Friday, October 23, 2009

Defining Sustainability

A recent article in Physics World Magazine by George Crabtree titled, "The Road to Sustainability", addresses the problem of sustainable energy production and sets out three criteria for sustainability. An energy technology must last a long time, do no harm, and leave the environment unchanged. In assessing these criteria the full life cycle of the energy process needs to be considered, including construction and disposal.

This analysis is right on target, but as the author notes, the immediacy of the problems facing us means that;
we do not have the luxury of achieving full sustainability for all of our next-generation energy technologies, we can use these definitions to select our strategic sustainability targets and track our progress toward achieving them.


The article discusses the relative merits of solar, wind, nuclear, biofuels and electric cars. For each of these, Crabtree argues, true sustainability requires significant technological advances. To achieve these, he looks to nanoscience for the answers;

Nanotubes offer versatile and promising opportunities for controlling energy conversion at the nano-scale. TiO2 nanotubes like those pictured above are inexpensive, chemically inert, photostable, provide high surface-to-volume ratio and have band gaps that support sustainable energy technologies like solar water splitting, dye-sensitized solar cells and transparent conducting electrodes.

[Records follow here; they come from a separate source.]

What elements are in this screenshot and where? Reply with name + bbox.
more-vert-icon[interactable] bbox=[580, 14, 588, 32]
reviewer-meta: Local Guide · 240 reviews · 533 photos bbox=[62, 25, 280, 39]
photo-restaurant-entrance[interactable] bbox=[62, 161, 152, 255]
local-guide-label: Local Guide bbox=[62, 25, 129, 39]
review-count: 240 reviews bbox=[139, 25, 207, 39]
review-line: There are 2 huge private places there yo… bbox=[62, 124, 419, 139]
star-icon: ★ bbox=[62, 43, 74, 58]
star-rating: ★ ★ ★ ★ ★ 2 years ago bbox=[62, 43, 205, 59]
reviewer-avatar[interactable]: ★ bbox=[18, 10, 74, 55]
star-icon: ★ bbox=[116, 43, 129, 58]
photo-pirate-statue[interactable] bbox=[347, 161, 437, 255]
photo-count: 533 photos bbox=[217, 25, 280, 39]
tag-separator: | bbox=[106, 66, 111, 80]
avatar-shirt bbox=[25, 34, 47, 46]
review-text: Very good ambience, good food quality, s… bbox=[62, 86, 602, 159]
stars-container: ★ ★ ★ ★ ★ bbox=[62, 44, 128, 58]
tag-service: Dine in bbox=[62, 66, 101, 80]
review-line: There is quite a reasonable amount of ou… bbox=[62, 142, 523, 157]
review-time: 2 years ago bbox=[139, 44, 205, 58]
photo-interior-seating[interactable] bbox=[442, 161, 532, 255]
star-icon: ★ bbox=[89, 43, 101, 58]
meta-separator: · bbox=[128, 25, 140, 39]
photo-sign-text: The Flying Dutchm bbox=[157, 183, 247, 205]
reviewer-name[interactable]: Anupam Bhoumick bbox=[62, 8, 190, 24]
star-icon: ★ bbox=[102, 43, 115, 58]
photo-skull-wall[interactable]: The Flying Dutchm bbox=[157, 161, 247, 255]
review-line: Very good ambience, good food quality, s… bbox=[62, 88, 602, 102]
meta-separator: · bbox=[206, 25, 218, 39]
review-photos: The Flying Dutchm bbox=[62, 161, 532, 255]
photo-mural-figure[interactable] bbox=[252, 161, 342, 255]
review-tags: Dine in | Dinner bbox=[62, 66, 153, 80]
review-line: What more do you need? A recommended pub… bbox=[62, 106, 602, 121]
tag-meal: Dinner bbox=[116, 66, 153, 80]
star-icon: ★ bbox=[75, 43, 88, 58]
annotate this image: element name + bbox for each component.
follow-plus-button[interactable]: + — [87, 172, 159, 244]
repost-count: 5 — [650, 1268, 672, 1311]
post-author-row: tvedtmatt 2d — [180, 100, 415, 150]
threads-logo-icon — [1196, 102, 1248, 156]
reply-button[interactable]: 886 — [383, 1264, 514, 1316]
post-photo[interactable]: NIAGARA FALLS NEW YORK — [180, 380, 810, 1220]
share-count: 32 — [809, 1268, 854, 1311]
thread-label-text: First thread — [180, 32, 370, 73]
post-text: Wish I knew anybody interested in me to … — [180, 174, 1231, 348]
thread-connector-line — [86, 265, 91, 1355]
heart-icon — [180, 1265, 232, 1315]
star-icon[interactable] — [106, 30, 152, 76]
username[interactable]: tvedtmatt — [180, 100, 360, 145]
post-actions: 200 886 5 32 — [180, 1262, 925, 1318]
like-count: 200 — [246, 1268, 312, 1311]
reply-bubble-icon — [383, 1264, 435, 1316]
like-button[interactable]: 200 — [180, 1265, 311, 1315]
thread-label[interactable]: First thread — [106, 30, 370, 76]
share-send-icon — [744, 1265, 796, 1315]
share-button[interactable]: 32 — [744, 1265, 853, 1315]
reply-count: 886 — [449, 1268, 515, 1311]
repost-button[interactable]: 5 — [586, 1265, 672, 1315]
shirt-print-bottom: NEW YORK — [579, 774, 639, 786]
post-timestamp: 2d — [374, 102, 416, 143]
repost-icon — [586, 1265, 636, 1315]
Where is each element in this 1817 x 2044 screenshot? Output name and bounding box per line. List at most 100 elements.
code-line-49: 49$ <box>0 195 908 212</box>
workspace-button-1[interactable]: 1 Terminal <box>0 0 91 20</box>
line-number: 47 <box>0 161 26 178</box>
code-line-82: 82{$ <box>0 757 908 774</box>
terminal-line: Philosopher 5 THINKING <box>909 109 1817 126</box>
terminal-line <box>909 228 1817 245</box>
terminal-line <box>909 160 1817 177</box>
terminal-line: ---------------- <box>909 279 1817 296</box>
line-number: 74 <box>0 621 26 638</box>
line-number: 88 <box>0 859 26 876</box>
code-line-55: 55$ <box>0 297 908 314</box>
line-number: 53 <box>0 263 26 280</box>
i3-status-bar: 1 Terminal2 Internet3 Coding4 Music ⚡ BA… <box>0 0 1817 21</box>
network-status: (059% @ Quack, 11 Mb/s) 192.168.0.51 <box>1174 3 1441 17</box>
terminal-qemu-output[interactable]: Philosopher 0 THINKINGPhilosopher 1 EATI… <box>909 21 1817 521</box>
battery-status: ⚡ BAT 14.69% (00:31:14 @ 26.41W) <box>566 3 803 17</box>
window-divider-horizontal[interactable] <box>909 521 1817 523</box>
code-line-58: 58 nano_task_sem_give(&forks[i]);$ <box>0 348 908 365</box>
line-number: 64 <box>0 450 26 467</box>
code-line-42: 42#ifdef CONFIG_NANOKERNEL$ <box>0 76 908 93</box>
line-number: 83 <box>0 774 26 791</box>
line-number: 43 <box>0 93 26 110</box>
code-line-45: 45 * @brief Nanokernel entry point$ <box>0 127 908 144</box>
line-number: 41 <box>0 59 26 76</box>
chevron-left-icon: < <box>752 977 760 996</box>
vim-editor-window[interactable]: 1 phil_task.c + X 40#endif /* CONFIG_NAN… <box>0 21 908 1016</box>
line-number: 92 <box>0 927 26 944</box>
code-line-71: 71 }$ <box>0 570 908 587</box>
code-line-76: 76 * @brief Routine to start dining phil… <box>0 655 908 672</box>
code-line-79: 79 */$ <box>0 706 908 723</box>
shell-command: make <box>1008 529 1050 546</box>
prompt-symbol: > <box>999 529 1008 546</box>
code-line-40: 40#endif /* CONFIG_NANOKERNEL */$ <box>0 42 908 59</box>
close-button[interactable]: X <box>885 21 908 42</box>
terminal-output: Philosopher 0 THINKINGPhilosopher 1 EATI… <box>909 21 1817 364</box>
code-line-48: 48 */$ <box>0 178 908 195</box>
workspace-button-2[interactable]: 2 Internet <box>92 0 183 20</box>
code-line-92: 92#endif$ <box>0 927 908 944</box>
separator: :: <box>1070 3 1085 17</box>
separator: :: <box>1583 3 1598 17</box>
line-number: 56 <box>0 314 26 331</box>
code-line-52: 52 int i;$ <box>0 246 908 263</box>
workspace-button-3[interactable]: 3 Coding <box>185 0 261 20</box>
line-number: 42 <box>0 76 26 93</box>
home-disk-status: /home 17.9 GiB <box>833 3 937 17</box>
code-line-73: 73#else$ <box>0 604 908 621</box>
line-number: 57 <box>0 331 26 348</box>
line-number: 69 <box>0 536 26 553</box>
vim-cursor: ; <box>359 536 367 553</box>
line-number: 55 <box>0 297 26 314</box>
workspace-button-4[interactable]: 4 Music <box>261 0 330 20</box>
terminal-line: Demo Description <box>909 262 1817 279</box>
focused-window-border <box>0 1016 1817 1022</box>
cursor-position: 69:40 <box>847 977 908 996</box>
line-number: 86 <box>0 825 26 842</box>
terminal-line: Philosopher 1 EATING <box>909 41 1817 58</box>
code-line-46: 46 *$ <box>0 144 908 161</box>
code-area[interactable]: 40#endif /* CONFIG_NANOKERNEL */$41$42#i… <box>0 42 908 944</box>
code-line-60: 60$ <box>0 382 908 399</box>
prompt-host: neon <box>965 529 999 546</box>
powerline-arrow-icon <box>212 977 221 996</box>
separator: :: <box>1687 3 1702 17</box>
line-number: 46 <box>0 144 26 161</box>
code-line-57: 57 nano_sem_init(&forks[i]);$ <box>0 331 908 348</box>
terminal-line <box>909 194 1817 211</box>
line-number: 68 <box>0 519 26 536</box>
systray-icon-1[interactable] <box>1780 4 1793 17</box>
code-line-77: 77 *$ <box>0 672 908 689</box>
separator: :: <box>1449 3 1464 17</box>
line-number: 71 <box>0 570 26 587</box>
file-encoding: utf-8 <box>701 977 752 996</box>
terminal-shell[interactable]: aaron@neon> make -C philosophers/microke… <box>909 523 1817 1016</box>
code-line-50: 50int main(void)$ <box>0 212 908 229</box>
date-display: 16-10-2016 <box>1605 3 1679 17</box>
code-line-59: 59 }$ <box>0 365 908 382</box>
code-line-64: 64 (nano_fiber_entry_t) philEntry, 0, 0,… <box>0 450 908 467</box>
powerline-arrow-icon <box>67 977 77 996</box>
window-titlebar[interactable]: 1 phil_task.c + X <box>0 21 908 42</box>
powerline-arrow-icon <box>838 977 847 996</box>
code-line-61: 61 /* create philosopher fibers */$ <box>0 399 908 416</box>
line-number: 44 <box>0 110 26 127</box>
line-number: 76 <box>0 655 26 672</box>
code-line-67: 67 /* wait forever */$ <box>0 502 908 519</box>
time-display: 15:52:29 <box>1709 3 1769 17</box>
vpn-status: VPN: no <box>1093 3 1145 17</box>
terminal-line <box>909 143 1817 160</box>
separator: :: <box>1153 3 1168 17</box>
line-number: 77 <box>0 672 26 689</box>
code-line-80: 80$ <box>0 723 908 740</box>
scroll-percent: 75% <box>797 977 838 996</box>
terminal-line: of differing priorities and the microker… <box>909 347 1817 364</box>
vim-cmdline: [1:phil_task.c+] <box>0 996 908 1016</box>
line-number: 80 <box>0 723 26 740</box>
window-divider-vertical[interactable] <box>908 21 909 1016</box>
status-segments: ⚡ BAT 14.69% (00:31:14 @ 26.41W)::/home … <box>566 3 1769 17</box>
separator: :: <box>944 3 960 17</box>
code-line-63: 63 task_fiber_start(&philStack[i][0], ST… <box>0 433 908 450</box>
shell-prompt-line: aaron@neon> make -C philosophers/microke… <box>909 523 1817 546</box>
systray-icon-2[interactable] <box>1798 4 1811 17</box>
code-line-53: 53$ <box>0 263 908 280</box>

They can be prepared by a variety of electrochemical processes, doped to tune their band gaps and decorated to promote surface catalytic activity.


Crabtree has taken a "technology will save us" approach that promises much even as it relies on unknown and untested technologies. Missing from the article is any discussion of conservation, downsizing or localizing where truly significant savings can be achieved using technology that already exists.

Sustainability, then also requires an acknowledgment of the limits of growth, and that we must design our energy production and usage to fit within those limits.